Organizations need to embrace a more structured approach that’s aligned to business metrics in order to reap the rewards of offering varying work options.
By Kristin Thomas
There appears to be a big disconnect when it comes to flexible work options. WorldAtWork’s new survey 2015 Trends in Workplace Flexibility measured the usage and management of work flexibility programs of 375 companies. Across the board, flexible work seems to be utilized in an ad-hoc way with few companies harnessing the potential business benefits of such programs.
Flexible work programs have risen in popularity. The report found that more than 80 percent of organizations offer such programs to some or all of their employees. Findings also provide guidance on how today’s flexible work options are defined. The most prevalent flexible programs offered include such features as:
• telework on an ad-hoc basis
• flex time (the ability to set start and end times at work, or to change schedules easily)
• part-time schedules
• compressed workweeks (working 40 hours in four days, rather than the typical five-day workweek)
The setting of core hours for flexible workers is common. While core hours vary between business units and departments, 34 percent of organizations typically set their workdays from 9:00 a.m. to 4:00 p.m.
Today’s flexible work programs tend to lack structure. The vast majority of organizations—97 percent—have no formal measurements to see how flexible work options support their business objectives or affect employees’ behavior.
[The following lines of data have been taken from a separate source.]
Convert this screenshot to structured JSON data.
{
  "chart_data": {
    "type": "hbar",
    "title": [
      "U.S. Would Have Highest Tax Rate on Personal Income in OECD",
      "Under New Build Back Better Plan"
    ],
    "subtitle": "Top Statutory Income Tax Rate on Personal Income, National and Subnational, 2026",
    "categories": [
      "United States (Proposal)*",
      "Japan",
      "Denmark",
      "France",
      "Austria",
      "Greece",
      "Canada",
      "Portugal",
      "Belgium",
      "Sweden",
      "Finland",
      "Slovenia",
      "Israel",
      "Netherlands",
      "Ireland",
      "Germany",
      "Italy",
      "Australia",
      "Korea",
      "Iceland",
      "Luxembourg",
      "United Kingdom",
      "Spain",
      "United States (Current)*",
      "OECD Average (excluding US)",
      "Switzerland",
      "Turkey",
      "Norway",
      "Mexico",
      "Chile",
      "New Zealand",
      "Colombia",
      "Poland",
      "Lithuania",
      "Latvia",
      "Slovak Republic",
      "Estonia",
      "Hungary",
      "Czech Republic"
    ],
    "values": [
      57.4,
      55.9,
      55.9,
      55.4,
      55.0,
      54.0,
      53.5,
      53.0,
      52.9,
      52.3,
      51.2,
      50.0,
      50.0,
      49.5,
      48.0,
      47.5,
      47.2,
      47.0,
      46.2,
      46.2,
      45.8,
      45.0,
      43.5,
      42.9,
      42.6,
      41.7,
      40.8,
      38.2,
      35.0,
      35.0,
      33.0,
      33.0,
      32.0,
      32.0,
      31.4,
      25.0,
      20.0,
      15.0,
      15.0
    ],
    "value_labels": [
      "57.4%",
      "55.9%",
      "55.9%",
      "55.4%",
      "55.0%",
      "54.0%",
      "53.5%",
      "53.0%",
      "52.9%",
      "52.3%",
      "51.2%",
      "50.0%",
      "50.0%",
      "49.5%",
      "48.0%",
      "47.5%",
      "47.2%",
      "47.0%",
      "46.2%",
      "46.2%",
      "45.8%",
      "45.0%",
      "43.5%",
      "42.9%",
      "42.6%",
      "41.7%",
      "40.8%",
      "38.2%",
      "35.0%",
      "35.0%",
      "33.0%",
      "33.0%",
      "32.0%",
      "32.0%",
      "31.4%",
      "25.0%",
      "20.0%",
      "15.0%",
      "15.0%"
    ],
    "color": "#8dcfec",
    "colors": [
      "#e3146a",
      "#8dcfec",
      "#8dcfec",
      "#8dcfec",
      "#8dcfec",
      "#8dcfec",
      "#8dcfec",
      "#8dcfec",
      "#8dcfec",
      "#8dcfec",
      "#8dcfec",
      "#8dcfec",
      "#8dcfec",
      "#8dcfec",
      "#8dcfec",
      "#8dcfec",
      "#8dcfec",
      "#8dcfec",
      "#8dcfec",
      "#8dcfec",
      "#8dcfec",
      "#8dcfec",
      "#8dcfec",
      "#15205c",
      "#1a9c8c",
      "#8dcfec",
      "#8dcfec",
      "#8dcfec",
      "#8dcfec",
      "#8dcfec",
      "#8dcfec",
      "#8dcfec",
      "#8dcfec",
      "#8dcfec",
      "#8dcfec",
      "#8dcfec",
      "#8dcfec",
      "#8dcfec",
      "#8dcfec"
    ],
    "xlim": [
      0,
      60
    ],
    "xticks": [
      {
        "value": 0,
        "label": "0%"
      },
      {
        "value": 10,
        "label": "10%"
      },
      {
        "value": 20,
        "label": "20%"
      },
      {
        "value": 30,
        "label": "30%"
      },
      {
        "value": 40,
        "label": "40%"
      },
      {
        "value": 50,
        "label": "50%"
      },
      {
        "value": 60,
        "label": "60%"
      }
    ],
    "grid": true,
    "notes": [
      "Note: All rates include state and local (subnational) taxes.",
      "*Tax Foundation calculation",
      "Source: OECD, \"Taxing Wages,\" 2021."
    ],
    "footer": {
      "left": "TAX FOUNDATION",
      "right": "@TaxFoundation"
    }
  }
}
For HR professionals, the data that could come from tracking the return-on-investment of flexible work programs would be hugely supportive in refining, growing, and harnessing those programs to be a larger part of the company’s business objectives and goals.
One of the reasons for a lack of tracking and metrics for flexible work programs may be their ad-hoc nature. Only 37 percent of those surveyed report they have a formal, written policy to support employee flexibility options. This means 63 percent of companies have unstructured programs that vary by employee. Even further, more than two-thirds of managers (67 percent) offer flexibility at their own discretion. For HR, an unformalized approach leaves organizations open to all sorts of compliance issues and employee dissatisfaction. A real—or perceived—lack of fairness can lead to employee complaints, charges of discrimination, and confusion when employees move between departments.
Organizations need to get managers onboard if they want to see success in their flexible work options. The 2015 Trends in Workplace Flexibility found that only 42 percent of managers accept the idea that work flexibility is an essential element to business objectives and tied to the bottom line. This may be a result from the fact that even fewer team leaders are trained to manage employees with flexible work arrangements than were trained in 2010. This year’s survey found that only 15 percent of managers receive training to help them manage flexible workers, down from 21 percent in 2010. Managing flexible workers often requires specific skills and nuances. “Managing remote employees requires additional effort,” says Scott Beth, Intuit’s vice president of finance operations and workplace. “Managers must ensure alignment of work to objectives and provide timely feedback and support.”
While many companies offer flexible work options, very few actually take time to track what those options do for their business. HR can play a huge role in formalizing and quantifying the effects of flexible work. Being able to link flexible work to positive bottom-line impacts will help overcome any resistance from top management and untrained managers. And having a more formalized policy will help avoid employee frustration and complaints at the lack of coherence in ad-hoc programs. Proactive HR managers should move toward more formalized, trackable, flexible work programs because they benefit both employees and companies.